The Federal High Court sitting in Uyo has dismissed a ₦50 billion lawsuit filed against ExxonMobil, sued as Mobil Producing Nigeria Unlimited, now Seplat Energy Producing, in a ruling analysts say could significantly reshape oil spill litigation and compensation claims in Nigeria’s petroleum sector.

Delivering judgment on April 29, 2026, Justice Onyetenu held that the suit instituted by the Ejige Ore Njenyisi Muma & Fishing Co-operative Society Ltd was incompetent and liable to dismissal for lack of jurisdiction.

The plaintiffs had sought ₦50 billion in damages over an alleged hydrocarbon spill said to have occurred on September 12, 2021.

However, counsel to the defendant, Chinonso Ekuma of KENNA LP, successfully argued that the claimants failed to disclose any legally recognisable violation attributable to the oil firm.

In its findings, the court held that the plaintiffs failed to establish any actionable wrongdoing against the defendant.

A key element in the court’s decision was the Joint Investigation Visit (JIV) Report tendered by the plaintiffs themselves, which showed that the alleged spill incident was confined within ExxonMobil’s operational facility and did not impact the members of the cooperative society or their sources of livelihood.
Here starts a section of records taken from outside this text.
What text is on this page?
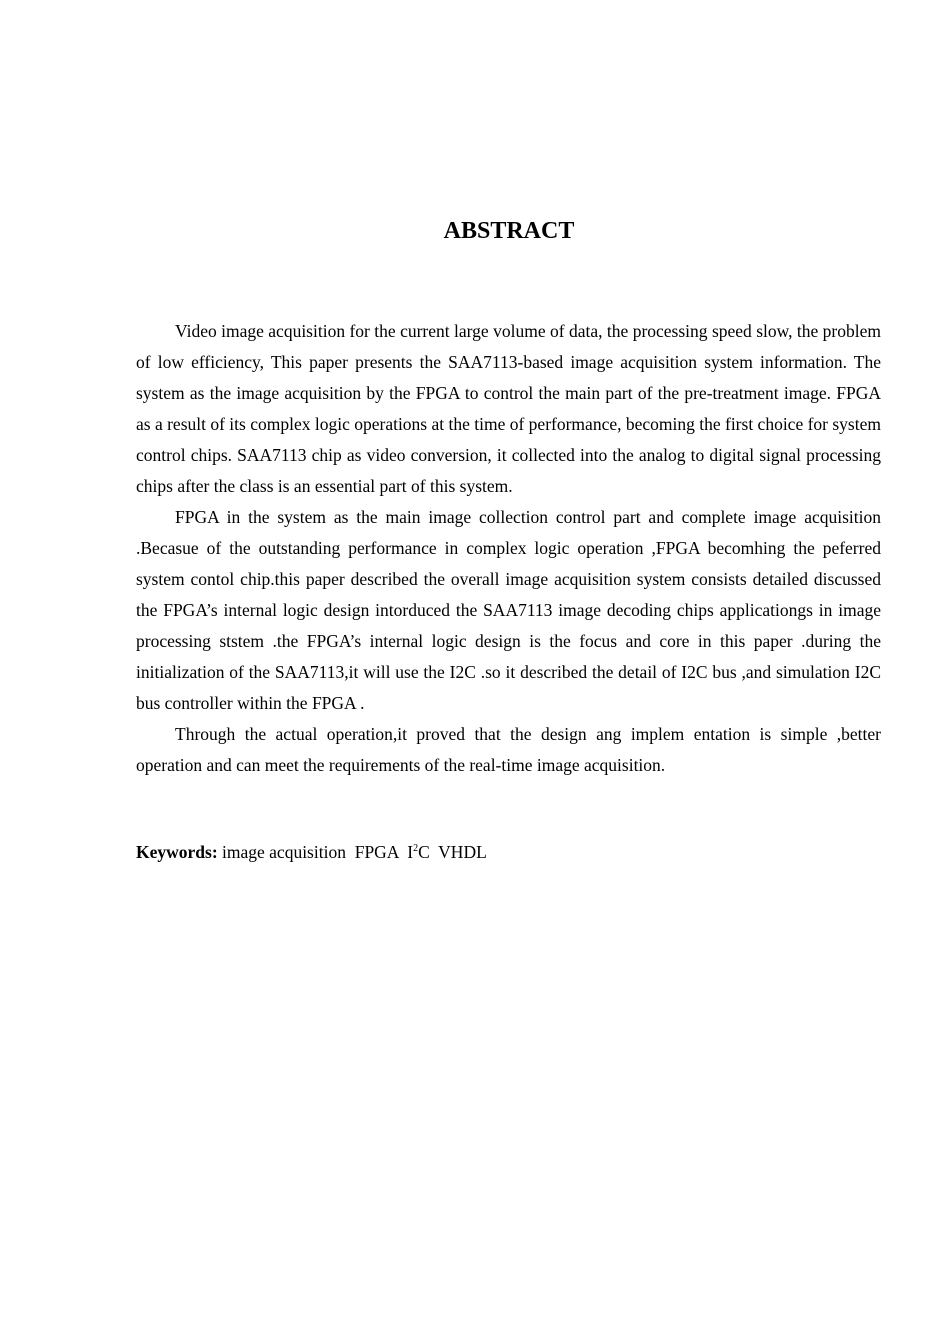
ABSTRACT

Video image acquisition for the current large volume of data, the processing speed slow, the problem of low efficiency, This paper presents the SAA7113-based image acquisition system information. The system as the image acquisition by the FPGA to control the main part of the pre-treatment image. FPGA as a result of its complex logic operations at the time of performance, becoming the first choice for system control chips. SAA7113 chip as video conversion, it collected into the analog to digital signal processing chips after the class is an essential part of this system.

FPGA in the system as the main image collection control part and complete image acquisition .Becasue of the outstanding performance in complex logic operation ,FPGA becomhing the peferred system contol chip.this paper described the overall image acquisition system consists detailed discussed the FPGA’s internal logic design intorduced the SAA7113 image decoding chips applicationgs in image processing ststem .the FPGA’s internal logic design is the focus and core in this paper .during the initialization of the SAA7113,it will use the I2C .so it described the detail of I2C bus ,and simulation I2C bus controller within the FPGA .

Through the actual operation,it proved that the design ang implem entation is simple ,better operation and can meet the requirements of the real-time image acquisition.

Keywords: image acquisition  FPGA  $I^2C$  VHDL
The court further ruled that claims arising from such incidents must be pursued strictly under the statutory compensation framework provided in Section 11(5) of the Oil Pipelines Act, rather than through common-law claims founded on negligence or nuisance.

Justice Onyetenu held that the plaintiffs’ attempt to circumvent the statutory regime by framing the suit as a tort action rendered the matter incompetent before the court, thereby depriving it of jurisdiction.

Legal analysts say the judgment reinforces the supremacy of the Oil Pipelines Act in determining compensation procedures relating to oil pipeline incidents and environmental claims in Nigeria.

The ruling is also seen as strengthening the evidential weight of Joint Investigation Visit Reports, particularly in cases where such reports indicate no direct impact on claimants or host communities.

Industry observers believe the judgment will have far-reaching implications for future oil spill litigation, especially regarding the procedural requirements for compensation claims against oil operators.

The court’s decision further provides clarity for operators within Nigeria’s energy sector by reaffirming that compliance with Section 11(5) of the Oil Pipelines Act is mandatory and cannot be sidestepped through alternative legal formulations.

While K.O. Uzuokwu appeared for the plaintiffs, the defence was led by Chinonso Ekuma of KENNA LP on behalf of ExxonMobil.